Но все это было потом, а тогда, весной 1911 года, действия Столыпина казались самоуправством зарвавшегося бюрократа — да и были, по сути, таковыми. Проанализировав шаги председателя Совета министров по проведению в жизнь его воли, Маклаков говорил, что «тут сказалось то понимание, которое люди известного государственного воспитания имеют о том, что такое уважение к закону: они не понимают, что уважать закон означает не пользоваться им тогда, когда это выгодно и приятно, а подчиняться ему тогда, когда этого и не хочется». Комментируя слова Столыпина о том, что тот не понимает недовольства Думы — ведь он провел закон, который она поддержала, но отверг Государственный совет, хотя и воспользовался для этого чрезвычайной мерой, Маклаков четко сформулировал суть противоречия: «Председатель Совета Министров не понял одного, что для Государственной Думы вопрос о том: быть или не быть земству в шести губерниях запада, есть мелочь сравнительно с вопросом о том — быть ли России правовым государством или столыпинской вотчиной?»

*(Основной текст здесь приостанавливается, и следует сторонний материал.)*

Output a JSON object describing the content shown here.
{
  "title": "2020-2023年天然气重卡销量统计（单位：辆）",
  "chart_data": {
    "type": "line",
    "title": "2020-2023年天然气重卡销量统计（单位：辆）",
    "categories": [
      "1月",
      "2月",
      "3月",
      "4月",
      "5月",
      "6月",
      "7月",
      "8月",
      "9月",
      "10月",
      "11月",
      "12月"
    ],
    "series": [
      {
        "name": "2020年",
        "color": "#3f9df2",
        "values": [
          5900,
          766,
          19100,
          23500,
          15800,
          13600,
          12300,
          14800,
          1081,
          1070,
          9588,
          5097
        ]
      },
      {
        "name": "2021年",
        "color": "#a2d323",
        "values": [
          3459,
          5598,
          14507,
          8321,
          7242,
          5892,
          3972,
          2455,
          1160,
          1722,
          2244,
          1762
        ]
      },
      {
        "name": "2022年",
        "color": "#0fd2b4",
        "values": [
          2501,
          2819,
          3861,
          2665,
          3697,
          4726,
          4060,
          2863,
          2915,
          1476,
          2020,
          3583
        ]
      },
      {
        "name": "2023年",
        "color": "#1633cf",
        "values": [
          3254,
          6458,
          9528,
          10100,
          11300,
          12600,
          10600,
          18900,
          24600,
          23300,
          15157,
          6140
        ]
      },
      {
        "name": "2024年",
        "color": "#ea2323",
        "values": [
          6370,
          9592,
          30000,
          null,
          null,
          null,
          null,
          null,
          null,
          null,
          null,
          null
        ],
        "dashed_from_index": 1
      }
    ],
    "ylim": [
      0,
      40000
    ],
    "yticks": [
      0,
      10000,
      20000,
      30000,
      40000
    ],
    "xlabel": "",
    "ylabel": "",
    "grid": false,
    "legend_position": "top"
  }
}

В заключение Маклаков нанес беспощадный удар, даже не подозревая, насколько он точен:
Для государственных людей этого типа, которые в излишней вере в свою непогрешимость, в излишнем презрении к мнению других ставят свою волю выше законов и права, для них русский язык знает характерное и выразительное слово «временщик». И время у него было и это время прошло. И Председатель Совета Министров еще может остаться у власти… но, гг., это агония; вы можете относиться к этой агонии с разными чувствами, но я скажу словами самого Председателя Совета Министров: «мести в политике нет, но последствия есть». Они наступили и их вам теперь не избегнуть [73] Государственная Дума. Третий созыв: Стенографические отчеты, сессия IV, заседание 101. 27.IV.1911. СПб., 1911. Стб. 2876, 2878, 2887.
.
Почти 40 лет спустя Маклаков писал, что эту речь ему «совестно припоминать». Само появление ее, так же как речи по делу Азефа в юбилейном сборнике своих речей, он объяснял тем, что в Париже не было стенографических отчетов 3‐й и 4‐й Дум; когда составители обратились к нему, он по памяти указал на эти речи, вызвавшие в свое время общественный резонанс; составители пересняли их в Америке, и до появления книги Маклаков их не видел. «Ни за что не стал бы их перепечатывать, — писал он в 1950 году, — а что касается до речи о земствах, то тогда я думал, что „валю“ временщика в апогее его власти, — теперь же вижу, что „бил по лежачему“» [74] Цит. по: Гольденвейзер А. А. В защиту права. Нью-Йорк, 1952. С. 267.
.
Пророчество Маклакова оказалось гораздо более точным и гораздо более мрачным, чем он предполагал; он говорил, разумеется, об агонии политической; никто не мог предсказать выстрел в Киевском оперном театре 1 сентября 1911 года; возможно, сам убийца за несколько минут до покушения не знал, решится ли он на него. Однако этот выстрел в известном смысле был следствием одной из граней политики Столыпина; историки до сих пор спорят, кем был Дмитрий Богров — революционером или охранником; точнее: в качестве кого он стрелял в премьер-министра? Однако сами факты участия Богрова в революционных организациях, так же как его сотрудничество с охранкой, сомнений не вызывают. Защищая провокатора Азефа и отпустив двусмысленную шутку о том, что правительство не отвечает за непорядки по революции, мог ли Столыпин предположить, что сам падет жертвой «непорядков по Департаменту полиции», который был ему подчинен не только как премьеру, но и как министру внутренних дел?